Dans un contexte de relance, les ODD apparaissent comme un chemin de résilience. Plusieurs associations s’engagent pour une meilleure prise en compte des ODD en France. Mais ceux-ci peinent à entrer dans le débat politique français par manque de portage politique. La feuille de route de la France pour l’Agenda 2030 adoptée en septembre 2019 a mobilisé des parlementaires, des ONG, des entreprises, des ministères et des collectivités territoriales. Mais pourra-t-elle jouer son rôle ? « Le cadre français a fait des ODD un processus parallèle qui ajoute une couche supplémentaire aux dispositifs existants, note Damien Barchiche. Il faudrait réfléchir dans quelle mesure les ODD pourraient être l’occasion de converger les différents objectifs et stratégies existants pour assurer un meilleur suivi et une évaluation des engagements qui sont mal tenus. Il manque un diagnostic plus stratégique sous la forme d’un état des lieux des pratiques que l’on devrait vraiment remettre en cause et les changements nécessaires pour répondre aux défis des ODD et à leur transversalité. »

En 2018, le gouvernement avait formellement annoncé que la France intégrerait, quand cela est pertinent, des ODD dans la construction des lois.

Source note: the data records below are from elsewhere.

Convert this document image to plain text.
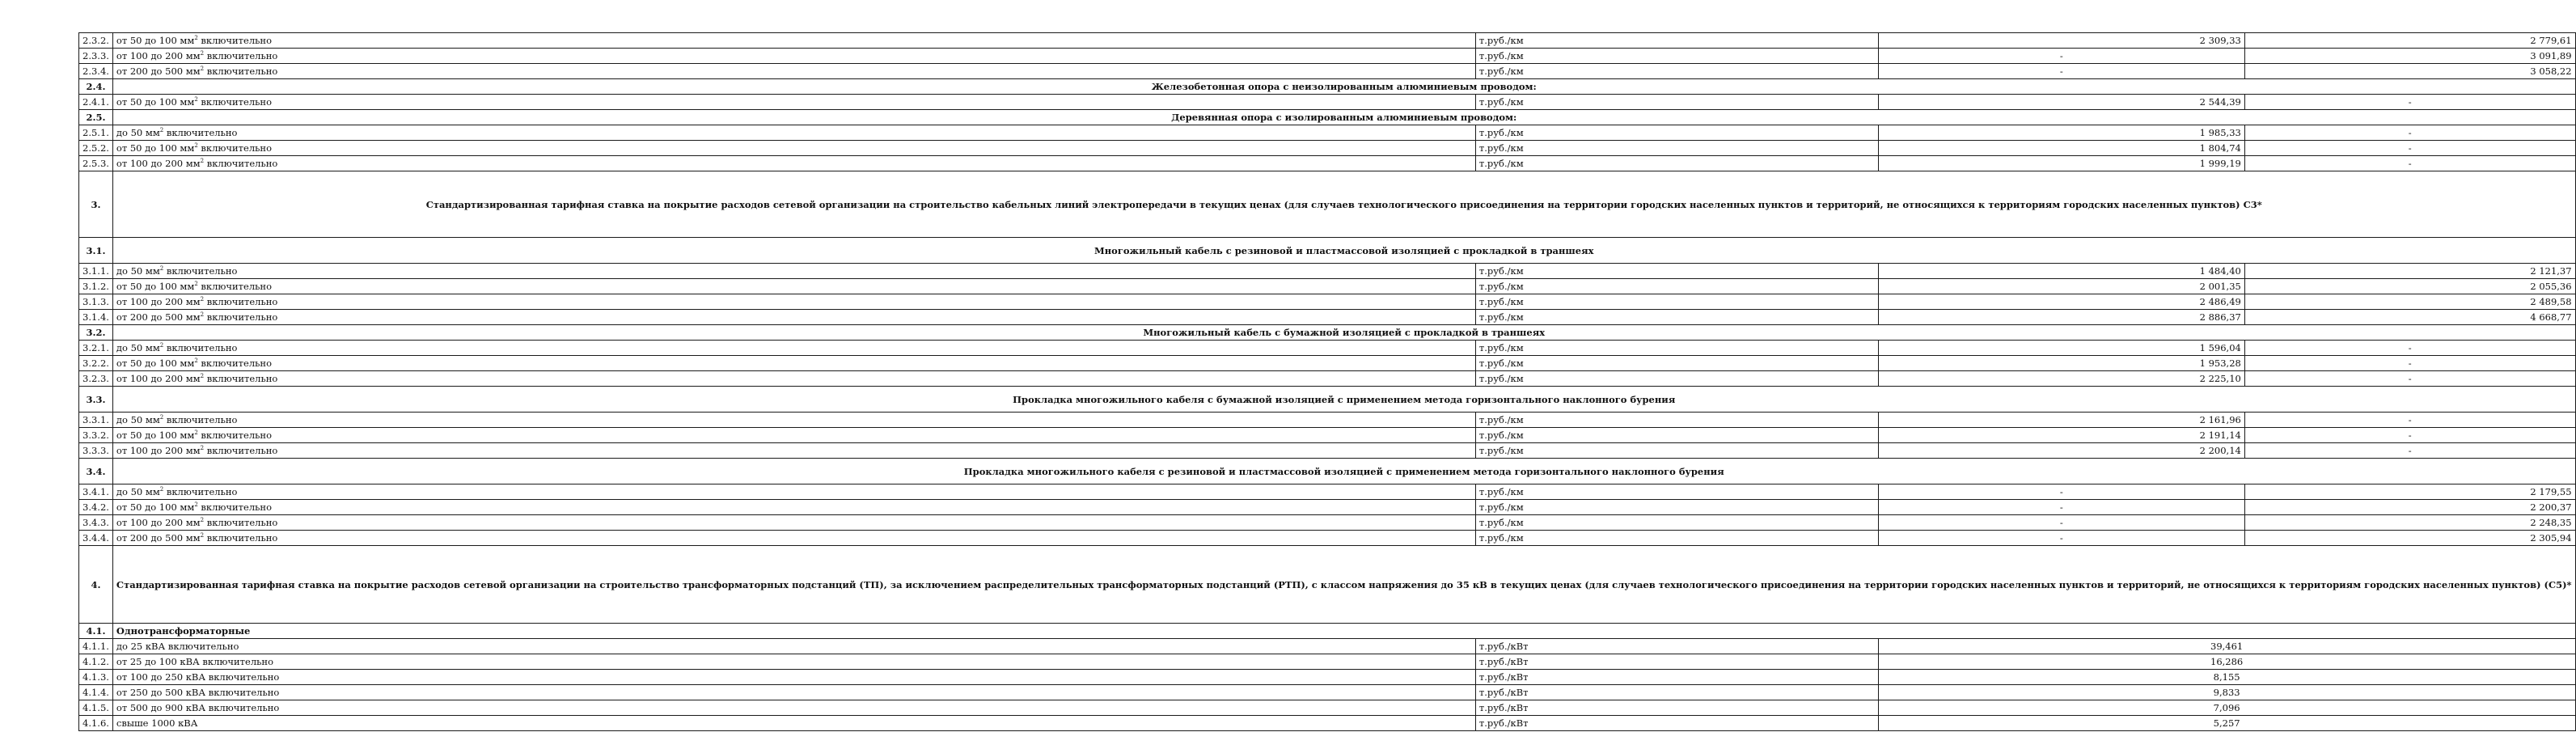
2.3.2.	от 50 до 100 $мм^2$ включительно	т.руб./км	2 309,33	2 779,61
2.3.3.	от 100 до 200 $мм^2$ включительно	т.руб./км	-	3 091,89
2.3.4.	от 200 до 500 $мм^2$ включительно	т.руб./км	-	3 058,22
2.4.	Железобетонная опора с неизолированным алюминиевым проводом:			
2.4.1.	от 50 до 100 $мм^2$ включительно	т.руб./км	2 544,39	-
2.5.	Деревянная опора с изолированным алюминиевым проводом:			
2.5.1.	до 50 $мм^2$ включительно	т.руб./км	1 985,33	-
2.5.2.	от 50 до 100 $мм^2$ включительно	т.руб./км	1 804,74	-
2.5.3.	от 100 до 200 $мм^2$ включительно	т.руб./км	1 999,19	-
3.	Стандартизированная тарифная ставка на покрытие расходов сетевой организации на строительство кабельных линий электропередачи в текущих ценах (для случаев технологического присоединения на территории городских населенных пунктов и территорий, не относящихся к территориям городских населенных пунктов) С3*			
3.1.	Многожильный кабель с резиновой и пластмассовой изоляцией с прокладкой в траншеях			
3.1.1.	до 50 $мм^2$ включительно	т.руб./км	1 484,40	2 121,37
3.1.2.	от 50 до 100 $мм^2$ включительно	т.руб./км	2 001,35	2 055,36
3.1.3.	от 100 до 200 $мм^2$ включительно	т.руб./км	2 486,49	2 489,58
3.1.4.	от 200 до 500 $мм^2$ включительно	т.руб./км	2 886,37	4 668,77
3.2.	Многожильный кабель с бумажной изоляцией с прокладкой в траншеях			
3.2.1.	до 50 $мм^2$ включительно	т.руб./км	1 596,04	-
3.2.2.	от 50 до 100 $мм^2$ включительно	т.руб./км	1 953,28	-
3.2.3.	от 100 до 200 $мм^2$ включительно	т.руб./км	2 225,10	-
3.3.	Прокладка многожильного кабеля с бумажной изоляцией с применением метода горизонтального наклонного бурения			
3.3.1.	до 50 $мм^2$ включительно	т.руб./км	2 161,96	-
3.3.2.	от 50 до 100 $мм^2$ включительно	т.руб./км	2 191,14	-
3.3.3.	от 100 до 200 $мм^2$ включительно	т.руб./км	2 200,14	-
3.4.	Прокладка многожильного кабеля с резиновой и пластмассовой изоляцией с применением метода горизонтального наклонного бурения			
3.4.1.	до 50 $мм^2$ включительно	т.руб./км	-	2 179,55
3.4.2.	от 50 до 100 $мм^2$ включительно	т.руб./км	-	2 200,37
3.4.3.	от 100 до 200 $мм^2$ включительно	т.руб./км	-	2 248,35
3.4.4.	от 200 до 500 $мм^2$ включительно	т.руб./км	-	2 305,94
4.	Стандартизированная тарифная ставка на покрытие расходов сетевой организации на строительство трансформаторных подстанций (ТП), за исключением распределительных трансформаторных подстанций (РТП), с классом напряжения до 35 кВ в текущих ценах (для случаев технологического присоединения на территории городских населенных пунктов и территорий, не относящихся к территориям городских населенных пунктов) (С5)*			
4.1.	Однотрансформаторные			
4.1.1.	до 25 кВА включительно	т.руб./кВт	39,461	
4.1.2.	от 25 до 100 кВА включительно	т.руб./кВт	16,286	
4.1.3.	от 100 до 250 кВА включительно	т.руб./кВт	8,155	
4.1.4.	от 250 до 500 кВА включительно	т.руб./кВт	9,833	
4.1.5.	от 500 до 900 кВА включительно	т.руб./кВт	7,096	
4.1.6.	свыше 1000 кВА	т.руб./кВт	5,257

Cette décision n’a pas encore été mise en œuvre, mais plusieurs groupes parlementaires ont récemment fait des propositions en ce sens. « C’est la seule grille de lecture qui va nous permettre de répondre aux futures crises, estime le député LREM Pierre-Alain Raphan. On en entend un peu plus parler dans le milieu politique, dans les questions au gouvernement, on voit qu’il y a des propositions qui viennent de divers groupes politiques et c’est tant mieux ». Avec 8 autres parlementaires, le député a d’ailleurs lancé la consultation « Faire des objectifs de développement durable notre boussole pour l’après » sur la plate-forme Parlement&Citoyens.